Once they gained public attention, the hypersensitives have expanded their assaults on people once considered heroes and demanded that their names be removed from public view. If a town has a Thomas Jefferson School or a Washington Street or a Jackson park, it is on their list of changes to be made.

Arguably the most despised former hero has been Christopher Columbus, who at one time was so revered that many people supported naming our country Columbia in his honor. Once it was learned that he possessed vices as well as virtues, however, he was stripped of all honors.

More recently, the hypersensitives have broadened their campaign from reviling the dead to reviling the living. And when they began to run out of major offenses to protest, they created a new category—Microaggressions—an apt designation that refers to offenses so slight that it takes a microscope to detect them. (For me, the term recalls the times, many years ago, when I’d be driving my brood somewhere and hearing one scream from the back seat that he was going to kill his brother because “he looked at me.”)

It is not uncommon in these times for hypersensitives to deny others entry to lecture halls when they don’t approve of the presentations or speakers, or even to physically attack the speakers because they “don’t deserve to speak”!

It seems all that is necessary to arouse hypersensitives’ ire is to disagree with them and have the temerity to express that disagreement.
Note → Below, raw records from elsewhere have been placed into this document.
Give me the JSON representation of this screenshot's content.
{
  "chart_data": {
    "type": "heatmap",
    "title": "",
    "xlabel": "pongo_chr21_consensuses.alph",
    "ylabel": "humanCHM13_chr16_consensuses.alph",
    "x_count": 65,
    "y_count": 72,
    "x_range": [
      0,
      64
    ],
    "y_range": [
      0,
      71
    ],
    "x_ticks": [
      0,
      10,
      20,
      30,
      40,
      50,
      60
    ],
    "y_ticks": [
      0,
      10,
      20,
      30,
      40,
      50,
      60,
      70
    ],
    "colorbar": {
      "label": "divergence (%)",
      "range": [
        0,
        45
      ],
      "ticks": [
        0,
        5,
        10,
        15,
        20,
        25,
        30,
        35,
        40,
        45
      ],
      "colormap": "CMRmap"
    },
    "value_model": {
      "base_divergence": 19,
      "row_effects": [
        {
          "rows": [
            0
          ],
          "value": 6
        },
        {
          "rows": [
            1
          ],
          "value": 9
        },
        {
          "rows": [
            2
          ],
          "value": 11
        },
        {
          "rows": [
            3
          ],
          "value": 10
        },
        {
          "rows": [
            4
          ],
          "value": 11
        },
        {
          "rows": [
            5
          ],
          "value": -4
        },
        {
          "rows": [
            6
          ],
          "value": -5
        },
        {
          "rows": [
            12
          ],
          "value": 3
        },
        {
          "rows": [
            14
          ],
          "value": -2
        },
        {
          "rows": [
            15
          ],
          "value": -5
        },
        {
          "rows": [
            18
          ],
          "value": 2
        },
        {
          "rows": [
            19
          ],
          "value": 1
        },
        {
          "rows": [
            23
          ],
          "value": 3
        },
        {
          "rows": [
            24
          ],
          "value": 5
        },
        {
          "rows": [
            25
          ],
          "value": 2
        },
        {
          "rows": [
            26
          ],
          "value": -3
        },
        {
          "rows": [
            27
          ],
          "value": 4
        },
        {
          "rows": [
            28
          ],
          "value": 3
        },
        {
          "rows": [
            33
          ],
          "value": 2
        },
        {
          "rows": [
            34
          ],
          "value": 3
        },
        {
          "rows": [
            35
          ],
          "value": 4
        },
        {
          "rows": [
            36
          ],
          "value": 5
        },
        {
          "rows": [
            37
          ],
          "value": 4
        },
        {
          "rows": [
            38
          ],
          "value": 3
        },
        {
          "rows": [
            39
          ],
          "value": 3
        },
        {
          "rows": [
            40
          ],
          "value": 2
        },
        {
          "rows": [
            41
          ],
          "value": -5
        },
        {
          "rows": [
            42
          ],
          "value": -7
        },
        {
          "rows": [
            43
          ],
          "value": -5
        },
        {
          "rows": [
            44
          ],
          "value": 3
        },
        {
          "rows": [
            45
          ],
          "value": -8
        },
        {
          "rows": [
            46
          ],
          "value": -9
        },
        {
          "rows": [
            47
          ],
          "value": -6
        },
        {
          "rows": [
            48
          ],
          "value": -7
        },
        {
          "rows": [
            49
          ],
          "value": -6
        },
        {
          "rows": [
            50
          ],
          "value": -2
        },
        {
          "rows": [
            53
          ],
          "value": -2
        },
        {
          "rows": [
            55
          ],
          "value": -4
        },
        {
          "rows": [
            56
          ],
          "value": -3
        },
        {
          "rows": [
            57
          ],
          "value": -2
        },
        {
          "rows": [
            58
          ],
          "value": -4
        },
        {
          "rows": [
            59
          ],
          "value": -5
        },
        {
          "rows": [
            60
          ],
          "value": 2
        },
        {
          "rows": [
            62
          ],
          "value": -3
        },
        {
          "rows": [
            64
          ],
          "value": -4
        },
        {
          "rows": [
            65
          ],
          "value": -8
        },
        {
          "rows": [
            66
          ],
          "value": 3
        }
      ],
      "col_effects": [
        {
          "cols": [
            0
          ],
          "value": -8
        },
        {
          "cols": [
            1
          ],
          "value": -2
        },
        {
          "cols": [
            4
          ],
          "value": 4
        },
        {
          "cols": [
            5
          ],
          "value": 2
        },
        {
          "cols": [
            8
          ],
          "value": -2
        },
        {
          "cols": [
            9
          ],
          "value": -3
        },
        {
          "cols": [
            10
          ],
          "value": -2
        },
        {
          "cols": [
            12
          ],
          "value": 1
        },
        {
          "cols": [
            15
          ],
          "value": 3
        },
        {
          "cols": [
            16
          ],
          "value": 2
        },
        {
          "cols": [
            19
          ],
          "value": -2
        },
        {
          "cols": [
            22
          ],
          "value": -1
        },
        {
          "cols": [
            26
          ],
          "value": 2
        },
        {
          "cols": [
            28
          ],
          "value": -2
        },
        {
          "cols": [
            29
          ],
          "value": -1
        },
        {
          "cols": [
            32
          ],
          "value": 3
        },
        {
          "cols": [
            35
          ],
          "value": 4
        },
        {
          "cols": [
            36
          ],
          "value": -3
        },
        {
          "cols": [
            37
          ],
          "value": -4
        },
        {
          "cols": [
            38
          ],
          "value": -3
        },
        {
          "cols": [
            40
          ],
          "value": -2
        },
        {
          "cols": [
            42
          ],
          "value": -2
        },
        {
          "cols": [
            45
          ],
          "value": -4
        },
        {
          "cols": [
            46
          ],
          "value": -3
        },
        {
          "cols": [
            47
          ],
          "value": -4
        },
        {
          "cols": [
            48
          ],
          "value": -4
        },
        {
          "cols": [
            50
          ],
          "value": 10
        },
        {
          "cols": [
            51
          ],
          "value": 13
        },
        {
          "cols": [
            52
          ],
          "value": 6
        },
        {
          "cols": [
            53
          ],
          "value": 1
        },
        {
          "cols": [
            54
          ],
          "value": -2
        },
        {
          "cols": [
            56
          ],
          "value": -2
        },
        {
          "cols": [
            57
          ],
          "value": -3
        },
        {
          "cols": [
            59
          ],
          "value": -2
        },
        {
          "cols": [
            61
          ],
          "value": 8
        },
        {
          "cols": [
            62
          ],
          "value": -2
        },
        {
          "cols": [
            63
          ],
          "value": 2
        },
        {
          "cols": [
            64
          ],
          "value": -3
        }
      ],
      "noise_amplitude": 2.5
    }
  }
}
In some cases, it is not only ideas that are opposed but particular words and phrases as well. Many colleges forbid “crazy,” “elderly,” “America is a melting pot,” “I believe the most qualified person should get the job,” and “There is only one race, the human race.”

Some campuses provide lists (*) of banned words together with approved substitutes. For example: “dysfunctional family” instead of “broken home,” “same gender loving” instead of “homosexual,” “non discretionary fragrance” instead of body odor,” “ethically disoriented” for “dishonest,” “chemically inconvenienced” for “drunk,” “rain forest “ for “jungle,” “involuntarily leisured” for “unemployed,” “nonspecifically destinationed individual” for “vagrant,” and “differently logical” for “wrong.”

How can the phenomenon of hypersensitivity be explained? Perhaps there is no definitive answer to this question, but I believe the following are possible causes:

  • For two or three generations, American youth have been been told to feel good about themselves and have discovered that when their behavior gives them little justification for that feeling, they can achieve a similar one by complaining about others’ faults.
  • The same generations have been persuaded that they have innumerable personal rights but no personal responsibilities. As a result, they sincerely believe that fairness and a generous spirit are something they are supremely entitled to receive but not required to offer to others.
  • They were also led to believe that if they praise “diversity” and “tolerance” in every second sentence and condemn “divisiveness” and “intolerance” in every third sentence, others will ignore their incivility.

Though highly contagious, hypersensitivity is easily cured. One need only exercise a modicum of self-control, broaden his or her perspective, and get a life.

Note: The above list (*) was compiled in the U.K. rather than in the U.S. and I suspect a few of the entries may be invented; nevertheless, they serve to illustrate the spirit of political correctness.